Sharma Dharmendra, Kim Min Soo, D'Mello Santosh R
Department of Biological Sciences, Southern Methodist University, Dallas, TX 75272, USA.
Quantitative Biomedical Research Center, University of Texas Southwestern Medical Center, Dallas, TX 75390, USA.
Exp Biol Med (Maywood). 2015 Feb;240(2):242-51. doi: 10.1177/1535370214551688. Epub 2014 Sep 25.

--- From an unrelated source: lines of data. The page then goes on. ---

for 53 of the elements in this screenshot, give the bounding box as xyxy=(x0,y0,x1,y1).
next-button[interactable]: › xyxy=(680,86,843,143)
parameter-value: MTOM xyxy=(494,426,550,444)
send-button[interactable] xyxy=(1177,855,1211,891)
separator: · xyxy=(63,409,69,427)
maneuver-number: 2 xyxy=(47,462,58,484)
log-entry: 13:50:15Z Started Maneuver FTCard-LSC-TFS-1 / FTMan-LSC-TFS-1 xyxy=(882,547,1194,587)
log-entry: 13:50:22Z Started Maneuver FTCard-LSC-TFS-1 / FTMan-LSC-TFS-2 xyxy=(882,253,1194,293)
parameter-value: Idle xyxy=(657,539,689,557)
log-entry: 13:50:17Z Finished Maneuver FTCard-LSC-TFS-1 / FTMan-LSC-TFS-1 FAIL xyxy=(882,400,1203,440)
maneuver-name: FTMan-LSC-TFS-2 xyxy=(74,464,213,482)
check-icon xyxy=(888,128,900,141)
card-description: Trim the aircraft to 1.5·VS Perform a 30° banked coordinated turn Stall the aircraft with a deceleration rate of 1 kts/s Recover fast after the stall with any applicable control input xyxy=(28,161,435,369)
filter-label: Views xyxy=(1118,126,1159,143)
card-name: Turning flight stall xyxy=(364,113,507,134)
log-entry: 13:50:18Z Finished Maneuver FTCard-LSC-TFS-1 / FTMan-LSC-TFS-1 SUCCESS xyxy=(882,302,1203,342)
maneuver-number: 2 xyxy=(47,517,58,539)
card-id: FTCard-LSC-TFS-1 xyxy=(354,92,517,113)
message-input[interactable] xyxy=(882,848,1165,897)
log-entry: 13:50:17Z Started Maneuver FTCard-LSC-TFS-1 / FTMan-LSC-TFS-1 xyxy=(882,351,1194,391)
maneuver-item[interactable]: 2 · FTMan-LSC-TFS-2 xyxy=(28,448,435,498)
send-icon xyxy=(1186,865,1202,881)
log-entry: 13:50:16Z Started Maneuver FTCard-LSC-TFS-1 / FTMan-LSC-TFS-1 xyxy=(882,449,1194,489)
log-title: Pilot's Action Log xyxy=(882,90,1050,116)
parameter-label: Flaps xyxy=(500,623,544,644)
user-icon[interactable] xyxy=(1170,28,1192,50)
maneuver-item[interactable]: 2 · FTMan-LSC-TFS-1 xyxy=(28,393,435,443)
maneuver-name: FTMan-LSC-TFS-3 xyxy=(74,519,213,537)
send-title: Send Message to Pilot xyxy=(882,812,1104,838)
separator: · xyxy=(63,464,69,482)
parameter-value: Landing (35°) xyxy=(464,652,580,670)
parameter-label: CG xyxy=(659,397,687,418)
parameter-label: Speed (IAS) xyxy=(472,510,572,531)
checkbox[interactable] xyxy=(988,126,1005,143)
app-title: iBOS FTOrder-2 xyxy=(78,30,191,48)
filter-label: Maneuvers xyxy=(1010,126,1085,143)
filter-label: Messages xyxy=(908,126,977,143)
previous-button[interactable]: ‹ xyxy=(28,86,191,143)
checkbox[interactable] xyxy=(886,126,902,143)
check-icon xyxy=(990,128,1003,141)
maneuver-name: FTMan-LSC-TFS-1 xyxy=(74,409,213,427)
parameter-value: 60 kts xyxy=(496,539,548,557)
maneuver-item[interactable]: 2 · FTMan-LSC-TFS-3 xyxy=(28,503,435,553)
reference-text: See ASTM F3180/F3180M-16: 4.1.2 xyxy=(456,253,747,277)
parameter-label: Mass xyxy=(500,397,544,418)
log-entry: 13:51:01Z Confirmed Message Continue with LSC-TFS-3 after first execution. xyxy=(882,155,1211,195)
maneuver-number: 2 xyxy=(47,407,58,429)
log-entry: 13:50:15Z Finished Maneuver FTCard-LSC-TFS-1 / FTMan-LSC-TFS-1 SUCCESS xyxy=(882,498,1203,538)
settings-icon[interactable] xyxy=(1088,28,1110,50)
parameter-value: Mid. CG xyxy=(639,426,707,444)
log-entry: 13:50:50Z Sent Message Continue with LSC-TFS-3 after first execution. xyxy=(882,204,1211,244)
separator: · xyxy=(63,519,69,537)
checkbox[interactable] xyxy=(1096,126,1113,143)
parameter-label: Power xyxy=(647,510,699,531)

The molecular mechanisms underlying neuronal death are poorly understood. One of the most widely used models to study neuronal death are cultured cerebellar granule neurons (CGNs) which undergo apoptosis when switched from a medium containing depolarizing levels of potassium (HK) to a medium with low non-depolarizing levels of potassium (LK). Previously, other labs have used DNA microarray analysis to characterize gene expression changes in LK-treated CGNs. However, microarray analysis is only capable of measuring the status of known transcripts, and expression of low-abundance mRNAs is often not detected by the hybridization-based approach. We have used RNA-sequencing to conduct a more detailed and comprehensive analysis of gene expression changes in CGNs induced to die by LK treatment. RNA-seq investigates the status of both known transcripts as well as exploring new ones and is substantially more sensitive than the microarray approach. We have found that the expression of 4334 genes is significantly altered in LK-treated CGNs with 2199 being up-regulated while 2135 are down-regulated. Genes functioning in cell death and survival regulation, cell growth and proliferation and molecular transport were most affected by LK treatment. Further, a large number of genes involved in nervous system development and function were also deregulated. Analysis of signaling pathways that were affected in LK-induced death included but were not limited to mitochondrial dysfunction and oxidative phosphorylation, consistent with a number of studies showing perturbations of these pathways in neurodegenerative disorders. Thus, our study identifies a large number of new genes that are affected during the process of neuronal death. While a majority of these changes may reflect consequences of the induction of neuronal death, many of the genes that we have identified are likely to be critical and potentially novel mediators of neuronal death, including death associated with neurodegenerative disease.
神经元死亡背后的分子机制仍知之甚少。研究神经元死亡最常用的模型之一是培养的小脑颗粒神经元(CGNs),当从含有去极化水平钾离子的培养基(HK)转换到含有低非去极化水平钾离子的培养基(LK)时,这些神经元会发生凋亡。此前,其他实验室已使用DNA微阵列分析来表征LK处理的CGNs中的基因表达变化。然而,微阵列分析仅能测量已知转录本的状态,基于杂交的方法通常无法检测到低丰度mRNA的表达。我们使用RNA测序对LK处理诱导死亡的CGNs中的基因表达变化进行了更详细和全面的分析。RNA测序不仅研究已知转录本的状态,还探索新的转录本,并且比微阵列方法灵敏得多。我们发现,在LK处理的CGNs中,4334个基因的表达发生了显著变化,其中2199个上调,2135个下调。在细胞死亡和存活调节、细胞生长和增殖以及分子运输中起作用的基因受LK处理的影响最大。此外,大量参与神经系统发育和功能的基因也失调了。对LK诱导死亡中受影响的信号通路的分析包括但不限于线粒体功能障碍和氧化磷酸化,这与许多研究表明这些通路在神经退行性疾病中受到干扰一致。因此,我们的研究鉴定出了大量在神经元死亡过程中受影响的新基因。虽然这些变化中的大多数可能反映了神经元死亡诱导的后果,但我们鉴定出的许多基因可能是神经元死亡的关键且潜在的新介质,包括与神经退行性疾病相关的死亡。